Sleeping rough on the streets, he was spiraling down into a world of despair and attempted to commit suicide. Taken in by a prostitute who gave him a share of the money she earned, Thompson later said that she had saved him from a desperate end. In 1888, his luck changed a little when some of his poetry was published in Merrie England, a small press literary magazine of the time. The publication was run by a couple who, judging that he had some talent, decided to send him to the Our Lady of England Priory to recover from his opium addiction.
The poem The Hound of Heaven was often recited by school children in the years after Thompson’s death, a tale of a lost soul being pursued by God. The poem is all the more startling in that he was such a troubled person, still battling his addiction and ill health. Between 1893 and ’97, he published three collections including Poems, Sister Songs and New Poems.
Poems attracted attention immediately and included the work The Hound of Heaven, which was adored by many critics of the time, and The Kingdom of God. Among those who were enamored of his work were the fantasy novelist and poet J.R.R. Tolkien and G.K. Chesterton who thought his death was a huge loss to the world of poetry.
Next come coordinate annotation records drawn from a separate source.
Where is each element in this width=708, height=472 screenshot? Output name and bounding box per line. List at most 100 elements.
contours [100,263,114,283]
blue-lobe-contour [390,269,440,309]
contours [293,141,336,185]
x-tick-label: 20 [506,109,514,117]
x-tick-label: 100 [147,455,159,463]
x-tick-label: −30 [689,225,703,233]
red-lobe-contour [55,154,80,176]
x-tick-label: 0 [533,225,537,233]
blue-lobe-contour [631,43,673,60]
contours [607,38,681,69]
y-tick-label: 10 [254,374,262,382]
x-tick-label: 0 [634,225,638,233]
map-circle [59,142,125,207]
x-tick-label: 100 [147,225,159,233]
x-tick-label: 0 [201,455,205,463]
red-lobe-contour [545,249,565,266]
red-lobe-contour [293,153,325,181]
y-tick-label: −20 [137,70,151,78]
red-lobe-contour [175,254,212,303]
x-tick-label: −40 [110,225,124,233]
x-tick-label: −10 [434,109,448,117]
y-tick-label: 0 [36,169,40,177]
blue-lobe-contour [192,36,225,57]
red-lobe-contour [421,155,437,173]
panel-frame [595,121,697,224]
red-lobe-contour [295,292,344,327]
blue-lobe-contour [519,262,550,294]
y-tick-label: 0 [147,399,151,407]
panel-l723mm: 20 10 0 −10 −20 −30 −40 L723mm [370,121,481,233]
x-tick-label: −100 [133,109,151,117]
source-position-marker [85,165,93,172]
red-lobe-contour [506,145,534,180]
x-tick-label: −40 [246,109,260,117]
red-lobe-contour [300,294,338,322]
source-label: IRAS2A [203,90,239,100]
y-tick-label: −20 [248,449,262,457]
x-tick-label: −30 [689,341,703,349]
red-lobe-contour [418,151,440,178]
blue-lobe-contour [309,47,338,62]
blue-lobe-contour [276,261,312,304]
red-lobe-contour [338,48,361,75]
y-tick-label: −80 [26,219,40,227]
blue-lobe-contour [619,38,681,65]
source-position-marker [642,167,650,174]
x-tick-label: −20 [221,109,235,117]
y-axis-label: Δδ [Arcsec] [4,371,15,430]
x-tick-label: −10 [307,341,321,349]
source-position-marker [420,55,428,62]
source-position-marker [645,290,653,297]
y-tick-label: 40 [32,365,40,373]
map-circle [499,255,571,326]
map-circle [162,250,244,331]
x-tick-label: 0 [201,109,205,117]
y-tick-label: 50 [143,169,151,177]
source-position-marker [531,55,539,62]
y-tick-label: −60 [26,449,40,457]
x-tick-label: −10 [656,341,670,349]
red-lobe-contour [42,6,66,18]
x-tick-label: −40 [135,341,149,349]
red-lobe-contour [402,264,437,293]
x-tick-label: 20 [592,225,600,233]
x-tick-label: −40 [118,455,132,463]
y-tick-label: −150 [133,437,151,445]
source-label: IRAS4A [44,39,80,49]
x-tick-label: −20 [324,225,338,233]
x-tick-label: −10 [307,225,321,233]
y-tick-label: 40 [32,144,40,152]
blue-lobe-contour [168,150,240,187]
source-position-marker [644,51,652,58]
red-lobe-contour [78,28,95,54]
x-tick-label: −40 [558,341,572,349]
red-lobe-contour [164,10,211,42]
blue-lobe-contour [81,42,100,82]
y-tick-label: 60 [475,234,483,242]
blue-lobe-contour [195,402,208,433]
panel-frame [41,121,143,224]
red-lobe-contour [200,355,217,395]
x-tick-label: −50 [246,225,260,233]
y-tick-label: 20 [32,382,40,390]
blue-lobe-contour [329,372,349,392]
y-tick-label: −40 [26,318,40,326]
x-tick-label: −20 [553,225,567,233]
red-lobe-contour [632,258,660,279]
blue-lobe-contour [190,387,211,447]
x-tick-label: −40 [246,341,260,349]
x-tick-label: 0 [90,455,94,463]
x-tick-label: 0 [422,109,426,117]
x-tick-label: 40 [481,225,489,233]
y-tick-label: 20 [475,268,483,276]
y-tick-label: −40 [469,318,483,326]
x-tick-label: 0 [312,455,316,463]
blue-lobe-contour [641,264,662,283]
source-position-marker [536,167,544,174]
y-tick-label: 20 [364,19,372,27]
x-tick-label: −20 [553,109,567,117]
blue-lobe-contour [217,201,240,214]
It is often said that Thompson combined the detached passion of Shelley with the raw emotion of Crashaw and that most of his inspiration came from the hardships of his life when he was a slave to opium and virtually penniless on the streets of London. He was often seen as the poet’s poet, a sensitive man who used sharp imagery. His collection Sister Songs was written in appreciation of the children of his mentors and saviors, the Meynells, and garnered as much praise as his first work.
It is true to say though, that the poet struggled for most of his life from debilitating health problems and his early addiction to opiates. In later years he suffered from tuberculosis and in 1907 it took his life. Thompson was 47 at the time.